The methods utilized in these studies of "human capital" were indirect, as the previous paragraph suggests. The researchers looked not at jobs in relation to education, but at the different incomes of differentially educated groups. Incomes were thus taken as a measure of the demands for educated manpower, the rationality of employers was taken as a "given," and the assumption was that the market for such manpower would grow or at least remain firm in what was regarded as a competitive and growing economy. The effect of these studies, by some of the nation's most imaginative economists, was to underscore the economic importance of education.
At the same time, the education and income data were regarded by civil rights advocates as proof of the wisdom of expanding educational opportunities in order that more citizens might shift from the losing to the winning columns in the statistics on income distribution. The rest is by now an old story: "Universal higher education" and "open enrollment" were the new watchwords, and both educational plant and staff obviously needed to be geared up, in order that the colleges and universities could deliver the credentials that would simultaneously spell growth, opportunity, and equality.

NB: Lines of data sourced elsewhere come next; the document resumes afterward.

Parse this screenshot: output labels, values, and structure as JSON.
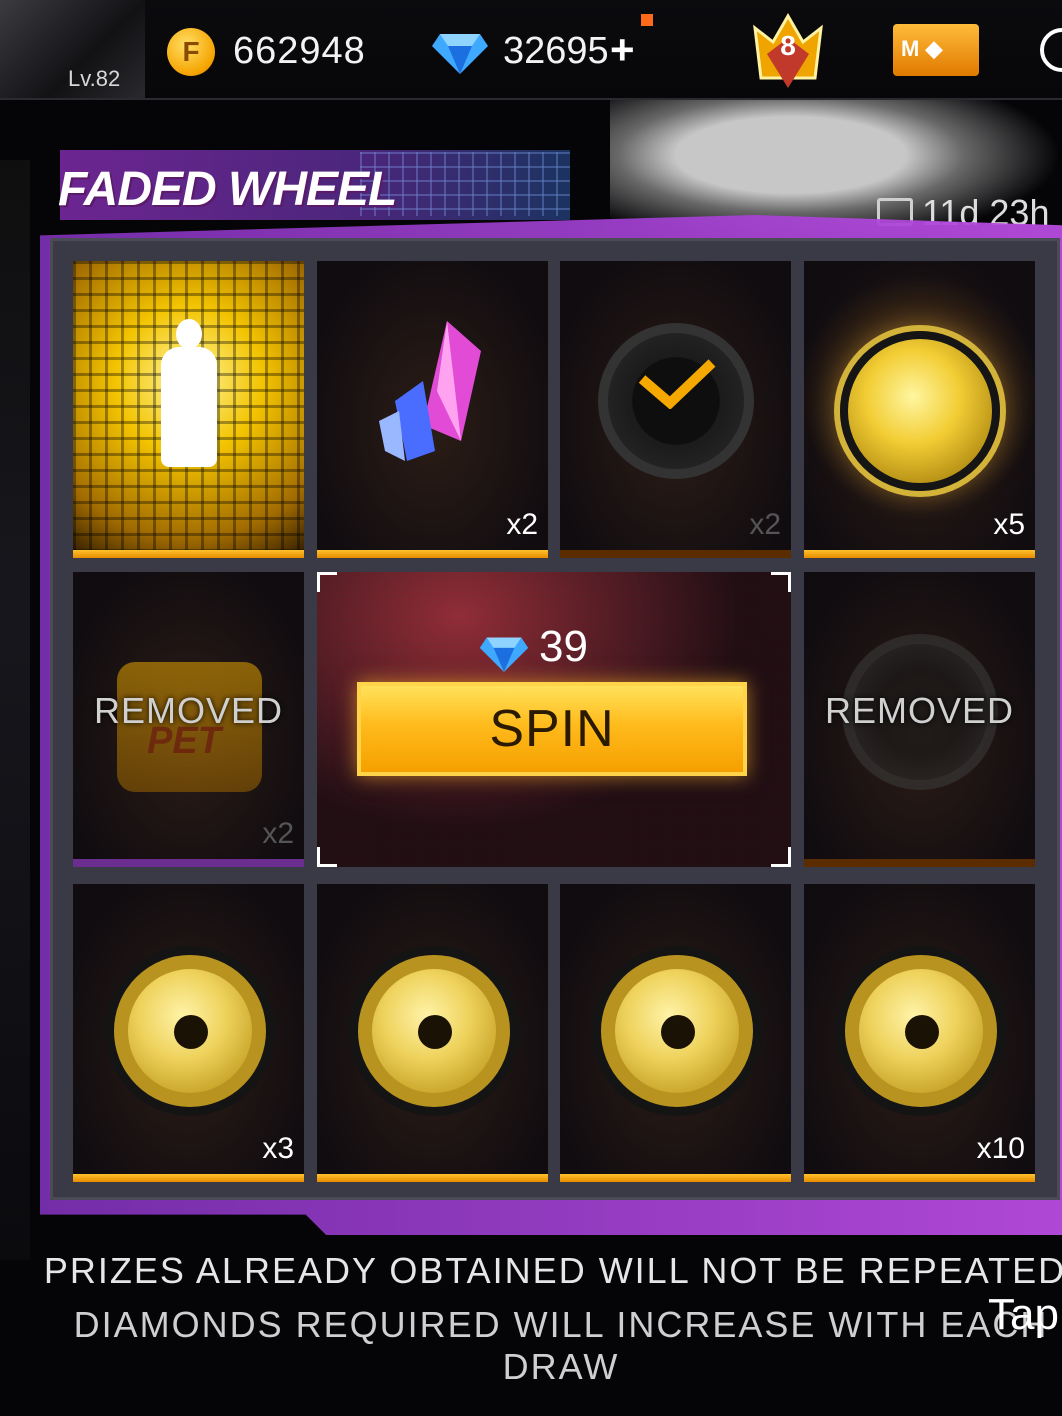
{
  "header": {
    "level": "Lv.82",
    "gold_icon_letter": "F",
    "gold": "662948",
    "diamonds": "32695",
    "plus": "+",
    "rank": "8",
    "membership_letter": "M"
  },
  "page": {
    "title": "FADED WHEEL",
    "timer": "11d 23h"
  },
  "grid": {
    "items": [
      {
        "name": "emote",
        "qty": ""
      },
      {
        "name": "crystal",
        "qty": "x2"
      },
      {
        "name": "check-token",
        "qty": "x2"
      },
      {
        "name": "gold-token",
        "qty": "x5"
      },
      {
        "name": "pet-food",
        "qty": "x2",
        "status": "REMOVED",
        "pet_label": "PET"
      },
      {
        "name": "dark-token",
        "qty": "",
        "status": "REMOVED"
      },
      {
        "name": "swirl-token",
        "qty": "x3"
      },
      {
        "name": "swirl-token",
        "qty": ""
      },
      {
        "name": "swirl-token",
        "qty": ""
      },
      {
        "name": "swirl-token",
        "qty": "x10"
      }
    ]
  },
  "spin": {
    "cost": "39",
    "label": "SPIN"
  },
  "notice": {
    "line1": "PRIZES ALREADY OBTAINED WILL NOT BE REPEATED.",
    "line2": "DIAMONDS REQUIRED WILL INCREASE WITH EACH DRAW",
    "tap": "Tap"
  },
  "colors": {
    "accent_gold": "#ffbb1c",
    "panel_purple": "#b84be0",
    "diamond_blue": "#3fa8ff"
  }
}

The educational apparatus was thus chosen, as a major instrument of policy, to solve economic and social problems, knee-deep as it was in institutes, centers for research on almost everything, and special "crash programs" that kept its computers whirring with data on an endless list of matters from underground atom tests to outer-space travel, from personal to social disorders, and from the performance of rats in mazes to the performance of youngsters in inner-city schools.
No matter where one turned, higher education was the key ingredient in game plans of all kinds, while the basic statistics on education and earnings appeared on every subway car, every fifth matchbook cover, and in the preamble to literally thousands of bills offered to federal, state, and city legislators. "Dropout" became a dirty word while "stick-to-itiveness," and a host of other virtues, were credited to college graduates.

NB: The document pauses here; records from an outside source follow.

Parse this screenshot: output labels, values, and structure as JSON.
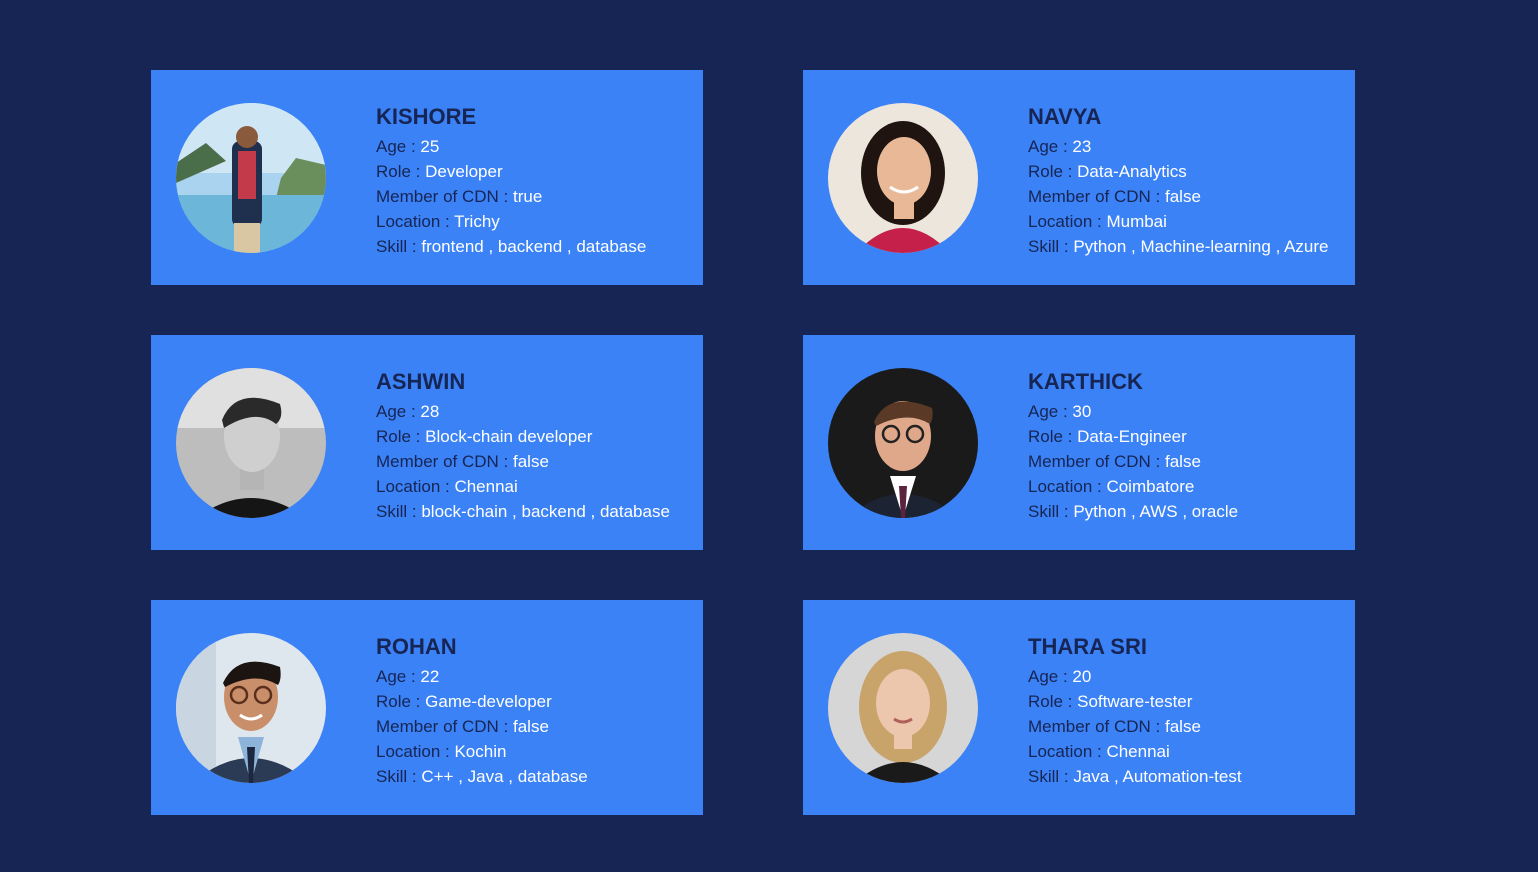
{
  "labels": {
    "age": "Age : ",
    "role": "Role : ",
    "member": "Member of CDN : ",
    "location": "Location : ",
    "skill": "Skill : "
  },
  "colors": {
    "background": "#172554",
    "card": "#3b82f6",
    "label": "#172554",
    "value": "#ffffff"
  },
  "profiles": [
    {
      "name": "KISHORE",
      "age": "25",
      "role": "Developer",
      "member": "true",
      "location": "Trichy",
      "skill": "frontend , backend , database",
      "photo": "avatar-photo-outdoor-lake"
    },
    {
      "name": "NAVYA",
      "age": "23",
      "role": "Data-Analytics",
      "member": "false",
      "location": "Mumbai",
      "skill": "Python , Machine-learning , Azure",
      "photo": "avatar-photo-woman-red-top"
    },
    {
      "name": "ASHWIN",
      "age": "28",
      "role": "Block-chain developer",
      "member": "false",
      "location": "Chennai",
      "skill": "block-chain , backend , database",
      "photo": "avatar-photo-man-grayscale"
    },
    {
      "name": "KARTHICK",
      "age": "30",
      "role": "Data-Engineer",
      "member": "false",
      "location": "Coimbatore",
      "skill": "Python , AWS , oracle",
      "photo": "avatar-photo-man-glasses-suit"
    },
    {
      "name": "ROHAN",
      "age": "22",
      "role": "Game-developer",
      "member": "false",
      "location": "Kochin",
      "skill": "C++ , Java , database",
      "photo": "avatar-photo-man-glasses-blazer"
    },
    {
      "name": "THARA SRI",
      "age": "20",
      "role": "Software-tester",
      "member": "false",
      "location": "Chennai",
      "skill": "Java , Automation-test",
      "photo": "avatar-photo-woman-blonde"
    }
  ]
}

The City of New York, once the proud owner of City College, long famous as a point of departure for immigrants and first-generation city dwellers bound for significant roles in the community and the nation, now operates a citywide university system. Again, a number of formerly private colleges were expanded and merged with the city's higher educational plants to produce, for many more potentially mobile youths, the opportunities available only on a highly selective basis in other times.

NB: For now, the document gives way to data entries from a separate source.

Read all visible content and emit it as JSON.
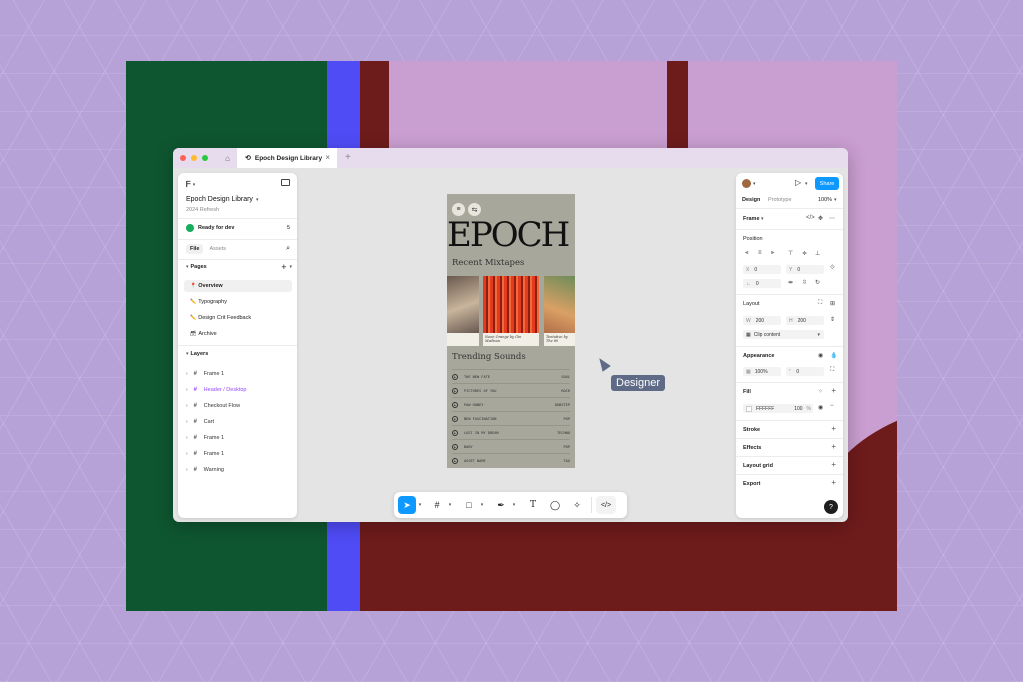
{
  "window": {
    "home_icon": "home-icon",
    "tab_label": "Epoch Design Library",
    "tab_close": "×",
    "new_tab": "+"
  },
  "left_panel": {
    "file_name": "Epoch Design Library",
    "file_sub": "2024 Refresh",
    "ready_label": "Ready for dev",
    "ready_count": "5",
    "tab_file": "File",
    "tab_assets": "Assets",
    "pages_header": "Pages",
    "pages": [
      {
        "icon": "📍",
        "label": "Overview"
      },
      {
        "icon": "✏️",
        "label": "Typography"
      },
      {
        "icon": "✏️",
        "label": "Design Crit Feedback"
      },
      {
        "icon": "🗃",
        "label": "Archive"
      }
    ],
    "layers_header": "Layers",
    "layers": [
      {
        "label": "Frame 1"
      },
      {
        "label": "Header / Desktop"
      },
      {
        "label": "Checkout Flow"
      },
      {
        "label": "Cart"
      },
      {
        "label": "Frame 1"
      },
      {
        "label": "Frame 1"
      },
      {
        "label": "Warning"
      }
    ]
  },
  "canvas": {
    "phone": {
      "title": "EPOCH",
      "recent_heading": "Recent Mixtapes",
      "cards": [
        {
          "caption": ""
        },
        {
          "caption": "Neon Orange by Gin Madison"
        },
        {
          "caption": "Tentative by The 80"
        }
      ],
      "trending_heading": "Trending Sounds",
      "songs": [
        {
          "title": "THE NEW FATE",
          "genre": "SOUL"
        },
        {
          "title": "PICTURES OF YOU",
          "genre": "ROCK"
        },
        {
          "title": "PAW HONEY",
          "genre": "DUBSTEP"
        },
        {
          "title": "NEW FASCINATION",
          "genre": "POP"
        },
        {
          "title": "LOST IN MY DREAM",
          "genre": "TECHNO"
        },
        {
          "title": "BABY",
          "genre": "POP"
        },
        {
          "title": "ASSET NAME",
          "genre": "TAG"
        }
      ]
    },
    "cursor_label": "Designer"
  },
  "toolbar": {
    "code_label": "</>"
  },
  "right_panel": {
    "share_label": "Share",
    "tab_design": "Design",
    "tab_prototype": "Prototype",
    "zoom": "100%",
    "frame_label": "Frame",
    "position_label": "Position",
    "x_label": "X",
    "x_value": "0",
    "y_label": "Y",
    "y_value": "0",
    "rot_value": "0",
    "layout_label": "Layout",
    "w_label": "W",
    "w_value": "200",
    "h_label": "H",
    "h_value": "200",
    "clip_label": "Clip content",
    "appearance_label": "Appearance",
    "opacity_value": "100%",
    "radius_value": "0",
    "fill_label": "Fill",
    "fill_hex": "FFFFFF",
    "fill_opacity": "100",
    "fill_pct": "%",
    "stroke_label": "Stroke",
    "effects_label": "Effects",
    "layout_grid_label": "Layout grid",
    "export_label": "Export",
    "help": "?"
  },
  "colors": {
    "accent": "#0d99ff",
    "art_green": "#0e5630",
    "art_blue": "#4f4cf6",
    "art_maroon": "#6e1b1b",
    "art_pink": "#c99ed0",
    "layer_selected": "#9747ff",
    "cursor_label_bg": "#5e6a86"
  }
}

The economy of the city, meantime, in common with that of the state and the nation, has been drifting sideways while, like other cities, it has been victimized by the drift--then massive shift--of middle-income families to the suburbs. And in the suburbs, community colleges have been springing up like crabgrass on middle-class lawns. And all--urban, suburban, and statewide systems--need money; all make their pleas before the state's legislators with the strong convictions that they have socially and politically certified mandates and missions, and that education is the young man's and woman's route to better jobs and higher incomes.